Written by William Shakespeare

Directed by Sam Mendes

Starring Christian Camargo, Stephen Dillane, Alvin Epstein, Ron Cephas Jones, Juliet Rylance, Thomas Sadoski

Performances through March 13, 2010

BAM Harvey Theater 651 Fulton Street, Brooklyn

bam.org

Generally considered Shakespeare’s leave-taking of the theater, The Tempest is also one of his most affecting late romances because of the gentleness of the reconciliations that occur following several violent, volatile collisions earlier in the play.

The magician Prospero, seen as Shakespeare’s self-portrait, controls everything about his life on the island where he and daughter Miranda have lived for a dozen years, with the sprite Ariel and slave Caliban doing his bidding. So when he has the chance to reencounter the men responsible for his banishment from Milan where he was Duke, Prospero ensures that a storm brings them on the island, dazzling them with sleight-of-hand until finally and forgivingly announcing that they will return to civilization.

In this staging for BAM’s Bridge Project, director Sam Mendes’s felicitous visual choices suggest the “rough magic” of The Tempest. Our first sight of Caliban, whose head irupts out of the sand, is indelible (it‘s too bad that Mendes repeats the trick later, to diminished effect), and spotlights shine on each shipwreck survivor in turn as Prospero gives Miranda—and us—a summary of the previous 12 years, with Paul Pyant’s lighting subtly accentuating the wondrous isle brought to life mainly through Shakespeare‘s poetry.Tom Piper’s simply effective set consists of a circular sand box and a shallow pool, otherworldly music by Mark Bennett is performed by two musicians on either side of the stage, and Catherine Zuber’s modern-dress costumes include well-worn suits for Prospero. This last is one of Mendes’ bright ideas, but not his best: Stephen Dillane, a well-spoken if underwhelming Prospero, is first seen sitting on a stool, bespectacled, next to one of the musicians, returning there periodically for no good reason. His shabbiness makes him seem less a Duke than a hobo, not my idea of Prospero.

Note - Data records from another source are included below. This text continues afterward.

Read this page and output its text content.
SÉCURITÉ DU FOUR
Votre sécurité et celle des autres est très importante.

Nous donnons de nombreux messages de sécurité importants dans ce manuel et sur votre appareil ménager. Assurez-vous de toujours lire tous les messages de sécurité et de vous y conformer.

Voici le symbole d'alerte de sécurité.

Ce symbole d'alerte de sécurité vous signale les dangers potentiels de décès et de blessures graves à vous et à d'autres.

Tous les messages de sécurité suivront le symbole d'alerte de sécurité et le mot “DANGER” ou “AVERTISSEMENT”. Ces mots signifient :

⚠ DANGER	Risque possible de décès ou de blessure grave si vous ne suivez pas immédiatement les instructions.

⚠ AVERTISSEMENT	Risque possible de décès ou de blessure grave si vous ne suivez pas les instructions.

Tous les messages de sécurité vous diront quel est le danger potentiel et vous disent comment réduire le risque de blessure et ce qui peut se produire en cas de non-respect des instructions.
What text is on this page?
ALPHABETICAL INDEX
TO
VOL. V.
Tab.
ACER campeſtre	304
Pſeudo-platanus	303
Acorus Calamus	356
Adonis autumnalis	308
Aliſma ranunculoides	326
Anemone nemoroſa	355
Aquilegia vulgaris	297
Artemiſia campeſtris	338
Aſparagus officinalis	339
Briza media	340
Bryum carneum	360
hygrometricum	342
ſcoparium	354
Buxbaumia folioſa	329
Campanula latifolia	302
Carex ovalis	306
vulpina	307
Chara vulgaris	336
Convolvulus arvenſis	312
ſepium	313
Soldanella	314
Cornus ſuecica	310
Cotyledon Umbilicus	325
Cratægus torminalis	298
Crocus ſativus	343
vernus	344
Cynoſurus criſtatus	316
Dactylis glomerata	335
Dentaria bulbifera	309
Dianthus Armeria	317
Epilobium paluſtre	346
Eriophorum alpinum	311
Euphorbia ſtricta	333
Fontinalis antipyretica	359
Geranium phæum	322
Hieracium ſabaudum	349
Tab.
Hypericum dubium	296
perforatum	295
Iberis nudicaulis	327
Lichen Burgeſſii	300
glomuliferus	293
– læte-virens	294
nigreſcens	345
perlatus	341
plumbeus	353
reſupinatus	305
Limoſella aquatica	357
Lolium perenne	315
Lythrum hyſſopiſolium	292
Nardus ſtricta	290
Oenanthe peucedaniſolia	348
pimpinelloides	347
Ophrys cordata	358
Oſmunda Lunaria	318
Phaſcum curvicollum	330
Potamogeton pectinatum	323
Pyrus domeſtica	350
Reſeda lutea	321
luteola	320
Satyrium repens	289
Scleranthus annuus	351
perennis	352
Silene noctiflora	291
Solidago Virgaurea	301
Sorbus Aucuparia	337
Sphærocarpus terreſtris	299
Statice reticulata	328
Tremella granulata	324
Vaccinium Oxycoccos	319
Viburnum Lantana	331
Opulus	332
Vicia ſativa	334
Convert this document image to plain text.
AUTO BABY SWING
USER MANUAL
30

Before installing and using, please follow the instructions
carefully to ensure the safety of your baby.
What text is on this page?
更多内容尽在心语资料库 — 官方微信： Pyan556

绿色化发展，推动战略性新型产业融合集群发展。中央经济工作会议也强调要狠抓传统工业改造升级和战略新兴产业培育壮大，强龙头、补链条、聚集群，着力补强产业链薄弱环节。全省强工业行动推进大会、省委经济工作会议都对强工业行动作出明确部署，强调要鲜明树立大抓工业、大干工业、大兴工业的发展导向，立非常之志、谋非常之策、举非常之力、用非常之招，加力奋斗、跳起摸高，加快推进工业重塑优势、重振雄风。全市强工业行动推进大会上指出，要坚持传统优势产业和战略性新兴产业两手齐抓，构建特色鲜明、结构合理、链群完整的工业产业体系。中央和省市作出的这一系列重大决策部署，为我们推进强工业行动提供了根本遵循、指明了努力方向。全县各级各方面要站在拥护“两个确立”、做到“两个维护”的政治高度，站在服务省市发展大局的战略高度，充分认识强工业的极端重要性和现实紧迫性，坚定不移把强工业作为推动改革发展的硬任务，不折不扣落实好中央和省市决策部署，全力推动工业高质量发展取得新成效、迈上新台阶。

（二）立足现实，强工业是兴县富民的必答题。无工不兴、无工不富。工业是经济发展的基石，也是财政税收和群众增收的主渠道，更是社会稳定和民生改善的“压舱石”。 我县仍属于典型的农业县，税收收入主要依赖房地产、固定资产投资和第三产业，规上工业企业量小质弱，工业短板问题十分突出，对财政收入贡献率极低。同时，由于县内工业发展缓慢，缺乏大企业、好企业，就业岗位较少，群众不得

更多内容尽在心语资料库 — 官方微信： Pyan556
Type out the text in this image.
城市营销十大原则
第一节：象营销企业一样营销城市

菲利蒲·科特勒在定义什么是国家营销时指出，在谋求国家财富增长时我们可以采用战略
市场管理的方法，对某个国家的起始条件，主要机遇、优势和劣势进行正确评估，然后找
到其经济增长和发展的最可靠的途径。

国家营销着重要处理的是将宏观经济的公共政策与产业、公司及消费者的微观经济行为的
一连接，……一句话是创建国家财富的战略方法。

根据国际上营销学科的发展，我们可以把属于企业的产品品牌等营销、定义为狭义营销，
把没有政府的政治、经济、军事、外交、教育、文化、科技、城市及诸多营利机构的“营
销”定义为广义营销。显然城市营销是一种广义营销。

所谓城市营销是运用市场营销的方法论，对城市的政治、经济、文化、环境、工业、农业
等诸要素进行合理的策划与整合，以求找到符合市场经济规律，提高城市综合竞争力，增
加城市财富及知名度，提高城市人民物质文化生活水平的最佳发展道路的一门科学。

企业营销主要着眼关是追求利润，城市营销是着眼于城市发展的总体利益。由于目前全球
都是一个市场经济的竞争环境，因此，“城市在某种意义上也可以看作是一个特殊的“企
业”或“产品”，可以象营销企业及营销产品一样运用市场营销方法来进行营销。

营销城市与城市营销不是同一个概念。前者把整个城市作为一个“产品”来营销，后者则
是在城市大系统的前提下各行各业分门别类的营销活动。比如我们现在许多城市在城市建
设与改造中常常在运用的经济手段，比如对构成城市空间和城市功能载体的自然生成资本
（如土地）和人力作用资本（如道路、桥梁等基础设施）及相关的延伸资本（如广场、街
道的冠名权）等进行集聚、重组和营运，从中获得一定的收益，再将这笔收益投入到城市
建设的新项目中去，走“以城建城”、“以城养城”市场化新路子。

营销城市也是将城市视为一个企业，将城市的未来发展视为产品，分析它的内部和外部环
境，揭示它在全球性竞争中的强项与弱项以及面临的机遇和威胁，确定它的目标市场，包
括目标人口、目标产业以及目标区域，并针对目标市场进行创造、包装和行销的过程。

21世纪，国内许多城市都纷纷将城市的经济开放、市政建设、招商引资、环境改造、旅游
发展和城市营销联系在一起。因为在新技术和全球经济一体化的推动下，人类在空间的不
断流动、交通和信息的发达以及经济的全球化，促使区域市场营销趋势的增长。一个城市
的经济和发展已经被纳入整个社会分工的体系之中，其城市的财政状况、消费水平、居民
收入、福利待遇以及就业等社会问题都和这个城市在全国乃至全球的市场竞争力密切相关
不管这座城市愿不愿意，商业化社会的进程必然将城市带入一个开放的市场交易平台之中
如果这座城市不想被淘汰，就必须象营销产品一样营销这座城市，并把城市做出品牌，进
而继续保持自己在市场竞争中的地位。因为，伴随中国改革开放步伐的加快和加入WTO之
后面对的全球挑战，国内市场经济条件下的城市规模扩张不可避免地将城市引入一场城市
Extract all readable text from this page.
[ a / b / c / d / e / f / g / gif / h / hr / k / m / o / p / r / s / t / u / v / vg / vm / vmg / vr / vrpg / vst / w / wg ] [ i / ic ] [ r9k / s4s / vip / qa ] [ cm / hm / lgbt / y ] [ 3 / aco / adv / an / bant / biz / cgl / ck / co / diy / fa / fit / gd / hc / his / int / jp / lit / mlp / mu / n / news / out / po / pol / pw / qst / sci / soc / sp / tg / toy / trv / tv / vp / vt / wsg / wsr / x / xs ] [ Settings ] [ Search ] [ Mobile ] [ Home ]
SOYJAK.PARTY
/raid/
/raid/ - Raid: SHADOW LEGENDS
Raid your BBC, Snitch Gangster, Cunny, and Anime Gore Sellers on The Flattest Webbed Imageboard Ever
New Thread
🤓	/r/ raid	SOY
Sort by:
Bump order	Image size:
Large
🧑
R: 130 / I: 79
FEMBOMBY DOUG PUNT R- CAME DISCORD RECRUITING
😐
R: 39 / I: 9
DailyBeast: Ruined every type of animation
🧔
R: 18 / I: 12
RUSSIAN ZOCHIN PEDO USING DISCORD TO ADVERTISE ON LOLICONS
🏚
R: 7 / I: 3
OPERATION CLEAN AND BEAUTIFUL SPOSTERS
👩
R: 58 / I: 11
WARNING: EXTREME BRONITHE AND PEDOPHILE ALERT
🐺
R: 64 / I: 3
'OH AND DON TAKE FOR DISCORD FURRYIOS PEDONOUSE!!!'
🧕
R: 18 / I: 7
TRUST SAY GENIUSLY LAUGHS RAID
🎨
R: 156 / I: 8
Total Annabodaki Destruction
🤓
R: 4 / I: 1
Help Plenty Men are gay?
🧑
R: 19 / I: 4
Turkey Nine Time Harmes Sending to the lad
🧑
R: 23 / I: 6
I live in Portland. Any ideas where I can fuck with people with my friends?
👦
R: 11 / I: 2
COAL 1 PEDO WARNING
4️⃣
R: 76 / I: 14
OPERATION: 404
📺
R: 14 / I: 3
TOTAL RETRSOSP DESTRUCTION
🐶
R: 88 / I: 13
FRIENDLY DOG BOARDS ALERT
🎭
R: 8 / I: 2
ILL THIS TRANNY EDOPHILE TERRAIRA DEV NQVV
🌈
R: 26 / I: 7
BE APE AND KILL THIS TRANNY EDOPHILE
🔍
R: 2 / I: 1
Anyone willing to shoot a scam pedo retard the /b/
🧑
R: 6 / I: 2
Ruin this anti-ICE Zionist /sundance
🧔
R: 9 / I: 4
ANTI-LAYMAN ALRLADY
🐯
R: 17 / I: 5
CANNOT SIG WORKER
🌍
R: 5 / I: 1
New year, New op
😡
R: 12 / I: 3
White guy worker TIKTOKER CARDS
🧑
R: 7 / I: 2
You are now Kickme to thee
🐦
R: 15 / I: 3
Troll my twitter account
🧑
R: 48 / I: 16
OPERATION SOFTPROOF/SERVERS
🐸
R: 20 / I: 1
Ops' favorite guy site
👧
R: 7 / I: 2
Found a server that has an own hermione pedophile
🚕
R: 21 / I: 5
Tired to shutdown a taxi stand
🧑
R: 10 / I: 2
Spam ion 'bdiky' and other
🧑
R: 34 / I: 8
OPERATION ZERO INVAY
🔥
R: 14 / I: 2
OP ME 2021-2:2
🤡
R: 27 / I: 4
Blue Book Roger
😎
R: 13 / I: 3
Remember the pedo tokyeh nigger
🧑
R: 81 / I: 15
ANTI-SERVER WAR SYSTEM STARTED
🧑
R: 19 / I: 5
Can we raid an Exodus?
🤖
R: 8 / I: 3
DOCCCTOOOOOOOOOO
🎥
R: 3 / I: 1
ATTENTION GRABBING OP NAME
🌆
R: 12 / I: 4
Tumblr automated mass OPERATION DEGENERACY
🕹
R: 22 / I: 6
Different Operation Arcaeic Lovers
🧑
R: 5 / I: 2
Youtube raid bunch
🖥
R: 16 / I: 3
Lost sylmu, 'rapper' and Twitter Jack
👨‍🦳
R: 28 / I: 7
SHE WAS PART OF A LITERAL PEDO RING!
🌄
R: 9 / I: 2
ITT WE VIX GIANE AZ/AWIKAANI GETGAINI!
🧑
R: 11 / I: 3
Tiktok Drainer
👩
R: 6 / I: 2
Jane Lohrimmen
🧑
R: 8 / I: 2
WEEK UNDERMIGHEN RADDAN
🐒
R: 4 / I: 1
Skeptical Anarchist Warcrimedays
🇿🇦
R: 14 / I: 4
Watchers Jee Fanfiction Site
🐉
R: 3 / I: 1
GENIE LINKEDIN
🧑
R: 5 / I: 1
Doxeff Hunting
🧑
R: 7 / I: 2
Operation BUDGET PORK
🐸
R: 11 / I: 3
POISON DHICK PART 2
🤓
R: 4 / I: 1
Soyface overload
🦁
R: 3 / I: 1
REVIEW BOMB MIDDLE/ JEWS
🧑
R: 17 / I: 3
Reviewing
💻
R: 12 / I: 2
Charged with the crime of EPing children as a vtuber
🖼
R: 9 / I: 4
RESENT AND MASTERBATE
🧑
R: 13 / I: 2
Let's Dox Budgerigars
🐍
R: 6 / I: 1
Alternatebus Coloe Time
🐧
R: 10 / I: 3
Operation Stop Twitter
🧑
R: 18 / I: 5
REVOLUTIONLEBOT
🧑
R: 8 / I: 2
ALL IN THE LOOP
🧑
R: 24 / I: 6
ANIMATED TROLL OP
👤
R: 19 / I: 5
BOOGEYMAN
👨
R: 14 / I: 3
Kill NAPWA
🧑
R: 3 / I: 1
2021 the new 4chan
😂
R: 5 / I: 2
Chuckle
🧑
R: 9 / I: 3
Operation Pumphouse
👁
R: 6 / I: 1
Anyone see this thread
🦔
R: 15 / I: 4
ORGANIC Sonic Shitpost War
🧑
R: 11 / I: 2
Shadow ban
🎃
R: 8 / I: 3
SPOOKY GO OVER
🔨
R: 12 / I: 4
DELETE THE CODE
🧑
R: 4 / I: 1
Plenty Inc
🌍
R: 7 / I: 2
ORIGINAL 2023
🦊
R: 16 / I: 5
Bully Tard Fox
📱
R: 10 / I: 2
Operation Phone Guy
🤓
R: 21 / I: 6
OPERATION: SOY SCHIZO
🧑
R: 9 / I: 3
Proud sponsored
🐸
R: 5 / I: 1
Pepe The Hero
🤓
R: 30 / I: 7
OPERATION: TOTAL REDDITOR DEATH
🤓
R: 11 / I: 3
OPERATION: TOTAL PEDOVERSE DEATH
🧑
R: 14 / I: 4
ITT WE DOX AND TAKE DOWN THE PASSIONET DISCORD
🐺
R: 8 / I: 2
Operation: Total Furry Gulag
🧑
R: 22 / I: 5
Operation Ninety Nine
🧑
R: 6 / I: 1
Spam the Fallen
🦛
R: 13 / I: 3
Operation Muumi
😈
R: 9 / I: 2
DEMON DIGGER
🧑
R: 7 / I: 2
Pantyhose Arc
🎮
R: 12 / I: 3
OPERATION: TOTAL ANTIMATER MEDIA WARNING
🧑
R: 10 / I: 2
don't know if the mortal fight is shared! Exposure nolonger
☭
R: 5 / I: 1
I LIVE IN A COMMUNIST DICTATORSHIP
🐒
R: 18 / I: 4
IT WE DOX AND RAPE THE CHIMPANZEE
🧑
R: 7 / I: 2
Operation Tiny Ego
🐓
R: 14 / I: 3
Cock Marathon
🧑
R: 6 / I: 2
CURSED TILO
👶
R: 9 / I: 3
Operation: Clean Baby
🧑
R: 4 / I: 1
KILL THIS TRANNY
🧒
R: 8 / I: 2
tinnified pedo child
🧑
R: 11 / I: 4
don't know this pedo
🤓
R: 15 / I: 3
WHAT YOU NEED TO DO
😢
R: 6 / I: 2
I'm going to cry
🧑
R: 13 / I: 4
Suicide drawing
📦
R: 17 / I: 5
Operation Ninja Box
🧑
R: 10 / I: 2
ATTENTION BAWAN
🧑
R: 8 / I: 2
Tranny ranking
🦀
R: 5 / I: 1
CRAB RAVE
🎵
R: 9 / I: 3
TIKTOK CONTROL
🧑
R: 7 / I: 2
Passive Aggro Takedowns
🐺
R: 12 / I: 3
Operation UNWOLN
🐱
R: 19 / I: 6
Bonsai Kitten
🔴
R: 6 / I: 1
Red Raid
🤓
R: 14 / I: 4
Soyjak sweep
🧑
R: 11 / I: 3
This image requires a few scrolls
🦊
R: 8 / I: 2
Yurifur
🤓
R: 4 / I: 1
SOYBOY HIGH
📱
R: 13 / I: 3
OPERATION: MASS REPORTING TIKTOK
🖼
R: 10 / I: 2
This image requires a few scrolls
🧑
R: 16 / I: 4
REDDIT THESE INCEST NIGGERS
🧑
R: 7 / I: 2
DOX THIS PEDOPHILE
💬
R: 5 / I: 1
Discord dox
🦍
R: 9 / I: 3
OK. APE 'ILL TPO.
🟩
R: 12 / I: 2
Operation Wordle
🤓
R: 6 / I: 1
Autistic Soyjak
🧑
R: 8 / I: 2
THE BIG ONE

The acting is uneven. Christian Carmago does acceptable work as Ariel, but he’s up against Mendes’ showy direction: when the sprite appears with an enormous pair of wings in one scene, one wonders when (and why) Ariel has become Icarus. Julia Rylance, as Miranda, mimics Dillane, giving a solid but unexciting portrayal, while Ron Cephas Jones makes a good, scary—and sympathetic—Caliban. As for the comic relief, Thomas Sadoski (who is the best of the repertory company in both this and As You Like It) continues to impress as the clownish drunk Stefano, while Anthony O’Donnell’s Trinculo is just broad enough in a part that calls for overacting.

Caliban describes Prospero’s isle as “full of noises, sounds and sweet airs, that give delight and hurt not.” In Mendes’ Tempest, the island is certainly enchanted but only intermittently delightful.